At least 55 members of the state Senate and House of Representatives reported receiving donations totaling nearly $108,000 during the 30-day legislative session last winter.

In addition, at least 53 legislators reported receiving donations during a weeklong special session last fall that came at the height of campaign season, about one month before the general election. Those contributions totaled more than $102,000.

Lawmakers Gather To Resolve Budget Crisis In New Mexico Associated Press

Filling a budget hole and finding enough money to maintain state government services next year are top priorities as New Mexico lawmakers convene for a 60-day legislative session.

Republican New Mexico Gov.
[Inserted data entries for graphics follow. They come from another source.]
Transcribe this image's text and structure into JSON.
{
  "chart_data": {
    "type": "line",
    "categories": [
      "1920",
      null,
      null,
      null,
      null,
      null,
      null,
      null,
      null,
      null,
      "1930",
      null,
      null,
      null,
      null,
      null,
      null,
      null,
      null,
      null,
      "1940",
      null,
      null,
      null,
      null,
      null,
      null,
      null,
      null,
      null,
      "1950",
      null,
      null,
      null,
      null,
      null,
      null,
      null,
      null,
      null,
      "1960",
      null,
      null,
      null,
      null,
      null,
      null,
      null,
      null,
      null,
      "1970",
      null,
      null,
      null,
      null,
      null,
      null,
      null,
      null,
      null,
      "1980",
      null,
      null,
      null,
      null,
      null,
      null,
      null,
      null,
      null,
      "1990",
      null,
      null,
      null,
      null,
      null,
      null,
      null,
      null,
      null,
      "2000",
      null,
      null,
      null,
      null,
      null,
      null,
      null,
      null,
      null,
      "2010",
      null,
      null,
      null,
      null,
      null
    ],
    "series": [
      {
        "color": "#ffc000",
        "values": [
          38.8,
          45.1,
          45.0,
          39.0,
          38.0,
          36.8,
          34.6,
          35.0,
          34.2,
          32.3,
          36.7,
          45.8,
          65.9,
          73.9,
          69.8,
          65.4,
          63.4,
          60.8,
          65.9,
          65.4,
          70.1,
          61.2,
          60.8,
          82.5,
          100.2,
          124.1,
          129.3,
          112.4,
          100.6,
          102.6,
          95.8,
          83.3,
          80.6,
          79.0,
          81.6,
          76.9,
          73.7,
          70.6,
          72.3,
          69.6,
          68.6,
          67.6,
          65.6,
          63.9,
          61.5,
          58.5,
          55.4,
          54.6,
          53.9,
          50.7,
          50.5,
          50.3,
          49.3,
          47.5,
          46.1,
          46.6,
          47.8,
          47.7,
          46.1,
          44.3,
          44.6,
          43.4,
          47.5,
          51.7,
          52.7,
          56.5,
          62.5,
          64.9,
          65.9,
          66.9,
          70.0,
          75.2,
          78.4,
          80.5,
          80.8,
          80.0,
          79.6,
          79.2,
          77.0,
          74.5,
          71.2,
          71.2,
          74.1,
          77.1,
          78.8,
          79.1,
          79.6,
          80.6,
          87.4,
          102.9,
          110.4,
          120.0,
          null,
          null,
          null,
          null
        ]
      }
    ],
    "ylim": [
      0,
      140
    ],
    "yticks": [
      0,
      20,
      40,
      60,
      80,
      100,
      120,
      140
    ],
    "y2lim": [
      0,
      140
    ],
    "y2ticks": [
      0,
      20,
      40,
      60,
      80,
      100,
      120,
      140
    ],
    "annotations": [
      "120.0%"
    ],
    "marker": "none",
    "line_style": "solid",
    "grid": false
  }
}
Susana Martinez is scheduled to outline budget and policy priorities in a State of the State address on Tuesday. She says state government should be able to resolve a budget deficit and restore depleted reserves without raising taxes.

Plunging state revenues and economic difficulties are linked to a downturn in the oil and natural gas sectors.

Democrats who took back majority control of the Legislature in November elections have given a cold reception to the governor's proposals to sweep money from local school district reserves and reduce take-home pay to teachers and state workers through increased pension contributions.

Kids Count Report Sees Little Improvement In Child Well-BeingAlbuquerque Journal

Children in New Mexico are doing better on some measures according to the new Kids Count Data Book, but the state ranked 49th in overall child well-being.

The Santa Fe New Mexican reports this is the second year in a row where the state occupied that slot. The report, released by New Mexico Voices For Children, found 3 in 10 children live in poverty and more than three fourths of kids are lagging in reading and math skills.

However, there were also improvements. Nearly all children have health insurance, fewer teens are abusing drugs and alcohol and there were declines in teen birth rates and in low birth-weight babies.

The report’s policy recommendations including raising the minimum wage and investing more in early childhood education programs. Those issues will be part of the Legislature’s agenda as it convenes Tuesday for a 60-day session.